On  a wet miserable day recently I started this update on the diet incorporating that week and other recent highlights. Friday started well with warm sunshine and work in the garden and a light lunch of jamon Iberico and asparagus sauted with chorizo, and the daily walk with the dogs and finished better with aperitivi (Scarzello 2011 Nebbiolo) at al nido della cinciallegra in Neive and a tagliatta at La Torre del Monastero also abetted by Nebbiolo. Thursday was a “fast day” with golf (helped by forgetting the carrots and celery) and salad for tea with just water. Wednesday ended with dinner at Stefano Paganini‘s and a superb Barbaresco Riserva Montestefano 2009 from Produttori del Barbaresco. Tuesday included a lovely 2 course “worker’s lunch” at i due regni for just €10! Monday was water and asparagus; enough said. Sunday lunchtime, drinks at the circolo in Castagnole followed by Asian chicken noodle salad and Ca del Baio Langhe Nebbiolo at home. Saturday’s highlight was my favourite (until black truffles arrive) Napoli pizza with onion and a seafood special one for HO at Pizzeria Il Camino. I love dieting.

This simple diet is helping shed the surplus kgs added during a recent trip to Tokyo where we overindulged our passion for Japanese food. 6 days of sushi, sashimi, shabu shabu, udon, ramen, tempura, tepanyaki, yakitori, donzeu, curry and beer and just a couple of bottles of wine. BA 1st class on air miles didn’t help.

Ettore Germano

Ettore Germano

Ettore German

Ettore German

We’ve also managed some new winery visits and added them to our favourites. These included the quirky Ettore Germano who is constantly changing his philosophy and indulging his passion for white wine and bubbles. His current preference is for thin, untoasted french oak barrels (Ardour) of 700l which although more oxygen. He has also introduced screw-top bottles recently because he feels the quality of corks is declining due to impatience with the harvesting (12 years minimum).

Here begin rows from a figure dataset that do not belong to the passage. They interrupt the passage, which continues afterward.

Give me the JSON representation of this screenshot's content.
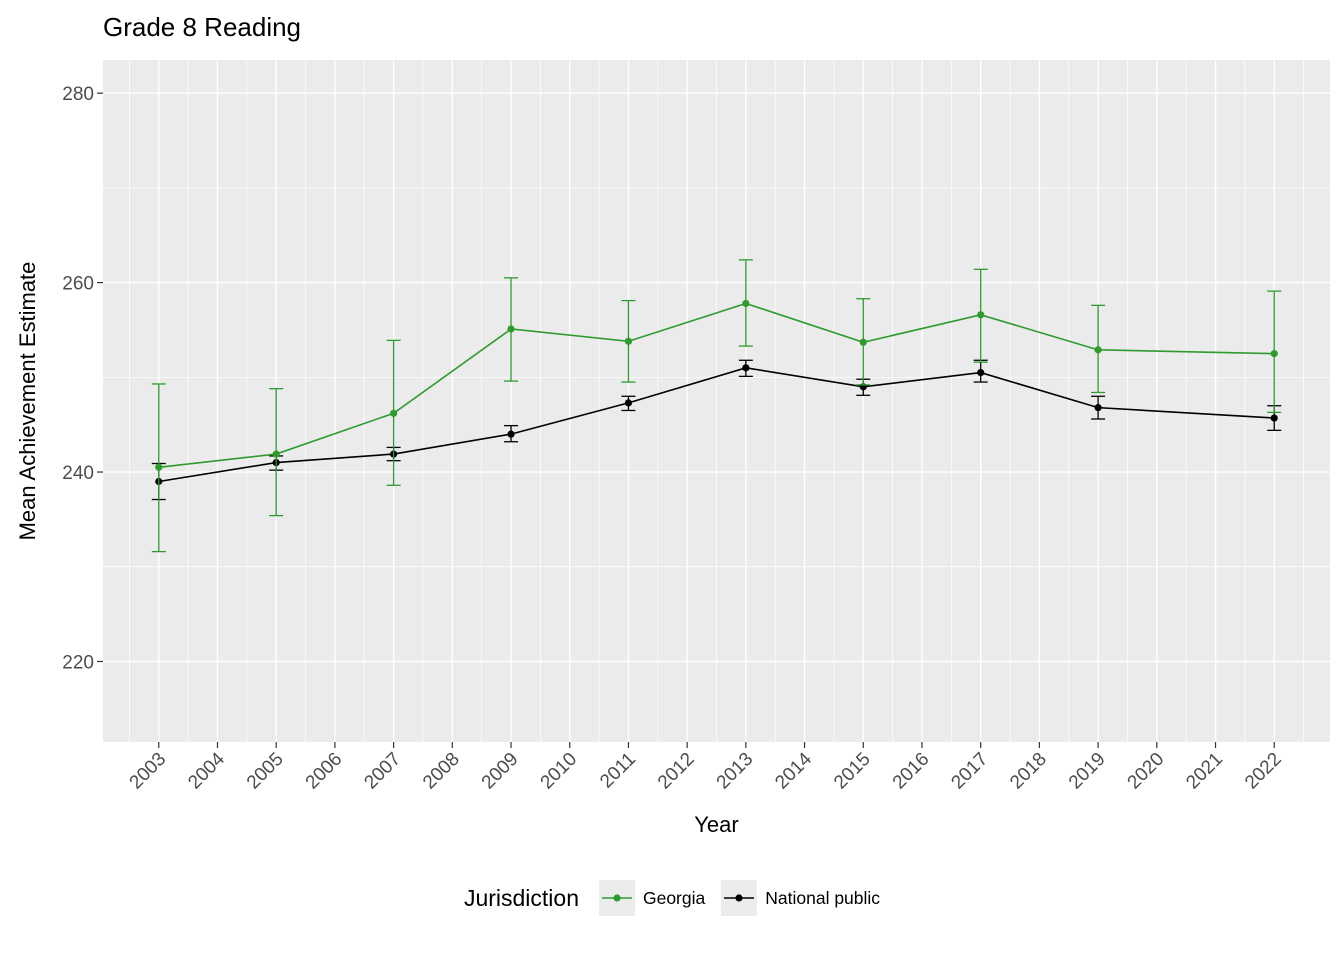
{
  "chart_data": {
    "type": "line",
    "title": "Grade 8 Reading",
    "xlabel": "Year",
    "ylabel": "Mean Achievement Estimate",
    "legend_title": "Jurisdiction",
    "legend_position": "bottom",
    "grid": true,
    "x_ticks": [
      2003,
      2004,
      2005,
      2006,
      2007,
      2008,
      2009,
      2010,
      2011,
      2012,
      2013,
      2014,
      2015,
      2016,
      2017,
      2018,
      2019,
      2020,
      2021,
      2022
    ],
    "y_ticks": [
      220,
      240,
      260,
      280
    ],
    "xlim": [
      2002.05,
      2022.95
    ],
    "ylim": [
      211.5,
      283.5
    ],
    "colors": {
      "panel_background": "#EBEBEB",
      "gridline": "#FFFFFF",
      "tick_label": "#4D4D4D",
      "axis_label": "#000000",
      "tick_mark": "#333333",
      "legend_key_background": "#ECECEC"
    },
    "series": [
      {
        "name": "Georgia",
        "color": "#2E9B2E",
        "x": [
          2003,
          2005,
          2007,
          2009,
          2011,
          2013,
          2015,
          2017,
          2019,
          2022
        ],
        "y": [
          240.5,
          241.9,
          246.2,
          255.1,
          253.8,
          257.8,
          253.7,
          256.6,
          252.9,
          252.5
        ],
        "y_lower": [
          231.6,
          235.4,
          238.6,
          249.6,
          249.5,
          253.3,
          249.2,
          251.6,
          248.4,
          246.3
        ],
        "y_upper": [
          249.3,
          248.8,
          253.9,
          260.5,
          258.1,
          262.4,
          258.3,
          261.4,
          257.6,
          259.1
        ]
      },
      {
        "name": "National public",
        "color": "#000000",
        "x": [
          2003,
          2005,
          2007,
          2009,
          2011,
          2013,
          2015,
          2017,
          2019,
          2022
        ],
        "y": [
          239.0,
          241.0,
          241.9,
          244.0,
          247.3,
          251.0,
          249.0,
          250.5,
          246.8,
          245.7
        ],
        "y_lower": [
          237.1,
          240.2,
          241.2,
          243.2,
          246.5,
          250.1,
          248.1,
          249.5,
          245.6,
          244.4
        ],
        "y_upper": [
          240.9,
          241.7,
          242.6,
          244.9,
          248.0,
          251.8,
          249.8,
          251.8,
          248.0,
          247.0
        ]
      }
    ]
  }
}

Since 1856 to around 20 years ago the family mainly sold the grapes rather than produce wine. As is a recurring theme in the region, it is the younger generation (son Sergio) who return from studying at oenological college and provide the impetus to produce wine and market it under the house name. Since 1856 the estate has  grown from 6h to 10h in Serralunga for red wines plus 5h in Cigliè in Alta Lagna solely for the cultivation of varieties used for white wines.

What turned us on?

Rosana Brut Rosé Metodo Classico- I’m beginning to develop a taste for sparking Nebbiolo with its characteristic tannic length. Throw in a strawberry nose and summer is taken care of.

Langhe Nascetta- not a grape I am familiar with but this unusual wine was almost salty? It had me looking round to see if there were any fresh anchovies which it would have complemented perfectly.

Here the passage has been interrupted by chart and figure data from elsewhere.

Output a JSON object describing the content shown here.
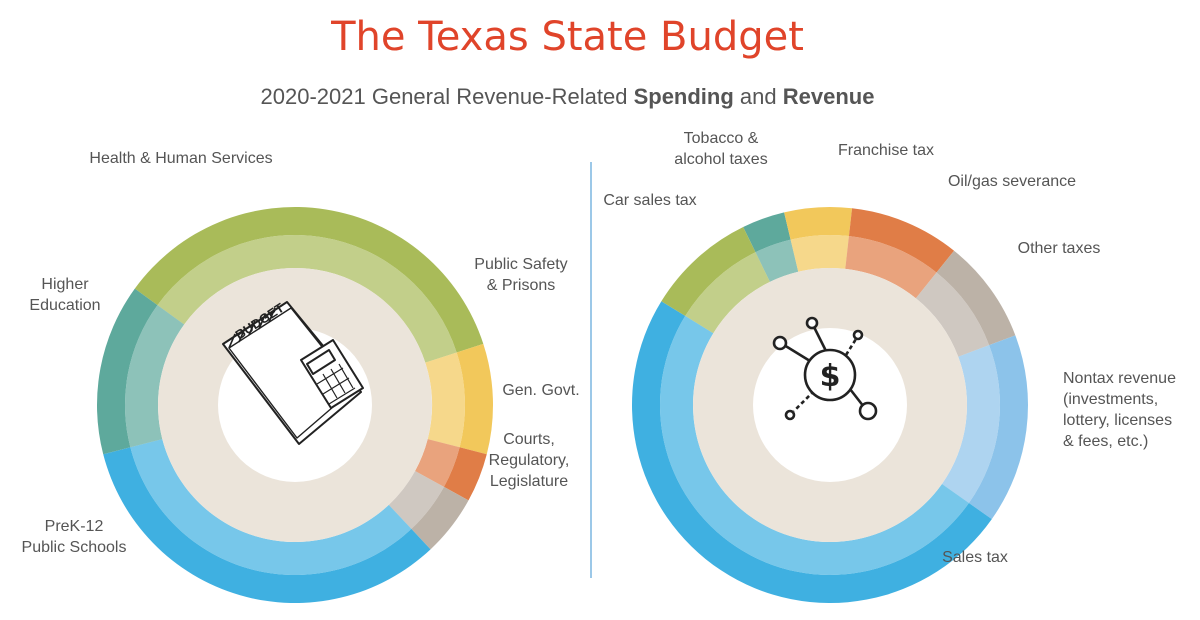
{
  "title": "The Texas State Budget",
  "subtitle": {
    "prefix": "2020-2021 General Revenue-Related ",
    "bold1": "Spending",
    "middle": " and ",
    "bold2": "Revenue"
  },
  "chart_data": [
    {
      "type": "pie",
      "name": "Spending",
      "donut": true,
      "icon": "budget-calculator-icon",
      "slices": [
        {
          "label": [
            "Health & Human Services"
          ],
          "value": 35,
          "color": "#a9bb59"
        },
        {
          "label": [
            "Public Safety",
            "& Prisons"
          ],
          "value": 9,
          "color": "#f2c85b"
        },
        {
          "label": [
            "Gen. Govt."
          ],
          "value": 4,
          "color": "#e07d47"
        },
        {
          "label": [
            "Courts,",
            "Regulatory,",
            "Legislature"
          ],
          "value": 5,
          "color": "#bcb2a7"
        },
        {
          "label": [
            "PreK-12",
            "Public Schools"
          ],
          "value": 33,
          "color": "#3fb0e1"
        },
        {
          "label": [
            "Higher",
            "Education"
          ],
          "value": 14,
          "color": "#5ea99c"
        }
      ]
    },
    {
      "type": "pie",
      "name": "Revenue",
      "donut": true,
      "icon": "dollar-network-icon",
      "slices": [
        {
          "label": [
            "Tobacco &",
            "alcohol taxes"
          ],
          "value": 3.5,
          "color": "#5ea99c"
        },
        {
          "label": [
            "Franchise tax"
          ],
          "value": 5.5,
          "color": "#f2c85b"
        },
        {
          "label": [
            "Oil/gas severance"
          ],
          "value": 9,
          "color": "#e07d47"
        },
        {
          "label": [
            "Other taxes"
          ],
          "value": 8.5,
          "color": "#bcb2a7"
        },
        {
          "label": [
            "Nontax revenue",
            "(investments,",
            "lottery, licenses",
            "& fees, etc.)"
          ],
          "value": 15.5,
          "color": "#8cc3ea"
        },
        {
          "label": [
            "Sales tax"
          ],
          "value": 49,
          "color": "#3fb0e1"
        },
        {
          "label": [
            "Car sales tax"
          ],
          "value": 9,
          "color": "#a9bb59"
        }
      ]
    }
  ]
}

Langhe Chardonnay that had only been in the bottle 3 weeks was all pear drops and fruit salad (the sweets).

Barbera d’Alba Superiore “Vigne della Madre” had a fudgey nose, fresh fruity acidity and top length

As you would expect from Serralunga the Barolos were top drawer, particularly the muscular 2009 Cerretta with its intense length and black pepper finish and the elegantly complex 2007 Lazzarito Riserva.

I wanted to like the Riesling but the bottle we tried had been open a while so I brought some home to try fresh. It has strong competition in my house from Germany (Naher) and Ca del Baio. The Alta Langa Brut (80% Pinot Nero, 20% Chardonnay released after 30 months (24months on the lees) lacked a bit of fruit but was OK. The Langhe Nebbiolo, to me, had a stewed rhubarb nose and was a bit flat on the finish.

P1000411

Demarie Tasting Room

IMG_0047

Paolo and Monica Demarie

P1000408

Demarie Cantina

 

Demarie in Vezza d’Alba really seems to be going places and the recently opened new cantina and huge modern tasting room are tremendous. Attention to detail includes white pebbles on the floor that absorb and release humidity. The tasting room can seat 50 and the table is spectacular made from a single tree.

It’s  a relatively large family operation for the zone producing just over 100k bottles from their 18-20 hectares. They sell worldwide but particularly in the USA which accounts for almost 30% with one importer in Atlanta accounting for 18-20% (Uva Imports) but their share is sensibly capped.Other major markets are Germany, Switzerland, Japan, Poland and South Korea. 5% is sold “sfuso” locally.  Around 35% of production is aged in stainless steel, 40% in botti grandi and the balance in barrique (30% new and the balance 2-3 years old.

My favourite wine was the classic Roero Arneis 2013- floral, minerality, good acidity and length.

The Barbera Superiore 2011 had an extremely fruity nose of strawberry and dark cherry. Wood very understated but relatively low acidity.

The Roero Riserva (nebbiolo) 2009 was still young and tannic but soft and subtle . Fresh ground pepper and leathery. It faces stiff competition from Deltetto at a similar price just down the road, but demonstrated how good nebbiolo can be from the other side of the Tanaro or as I say “in the cheap seats”

The Barolo 2010 was definitely from the “dark side” exhibiting   leather and tobacco and despite having been open for a couple of days still fresh.